Now, it’s easily verified that the furthest points from the origin in $C_2(0)$ are the corners, each of which is $2\sqrt{n}$ away. Thus we can tell that $C_2(0)\subseteq B_{3n}(0)$, and the support of $\phi$ is contained entirely within $x_k(V_k)=B_{3n}(0)$. This means that the support of $\theta_k$ is entirely contained within $V_k$ — by the time we get to the edge it’s already smoothly tailed off to zero, and so even though we define it piecewise, $\theta_k$ is a smooth function defined on all of $M$.

Now set up the sum

$\displaystyle\theta(p)=\sum\limits_k\theta_k(p)$

Since $V_k$ is locally finite and $\theta_k$ is supported within $V_k$, this sum is guaranteed to be finite at each point, which makes $\theta$ a smooth function on all of $M$. The ball $B_1(0)$ is contained within the cube $C_1(0)$, so $\phi$ takes the constant value $1$ on this ball. Since the preimages $x_k^{-1}(B_1(0))$ form an open cover of $M$, there is always at least one $k$ for which $\theta_k=1$. In particular, for which it’s not zero, and thus the whole sum is nonzero at $p$.

Since $\theta$ is never zero, we can divide by it.

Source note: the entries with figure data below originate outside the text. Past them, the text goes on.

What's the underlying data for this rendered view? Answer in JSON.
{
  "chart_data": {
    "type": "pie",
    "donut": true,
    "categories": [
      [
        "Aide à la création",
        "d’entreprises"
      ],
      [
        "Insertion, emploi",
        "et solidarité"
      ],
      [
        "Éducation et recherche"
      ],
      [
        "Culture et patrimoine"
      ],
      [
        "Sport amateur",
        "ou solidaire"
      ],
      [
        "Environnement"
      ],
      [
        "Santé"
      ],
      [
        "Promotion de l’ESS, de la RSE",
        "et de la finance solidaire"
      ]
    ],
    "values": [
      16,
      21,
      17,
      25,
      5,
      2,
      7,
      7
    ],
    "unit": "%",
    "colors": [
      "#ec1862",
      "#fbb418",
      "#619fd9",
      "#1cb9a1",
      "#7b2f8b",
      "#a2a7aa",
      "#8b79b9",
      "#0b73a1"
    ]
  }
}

We define $\phi_k(p)=\theta_k(p)/\theta(p)$. These are smooth functions on all of $M$, and their sum is everywhere exactly $1$. Thus the $\phi_k$ form a partition of unity subordinate to $\{V_k\}$. And since $\{V_k\}$ refines $\{U_\alpha\}$, the partition is subordinate to this cover as well.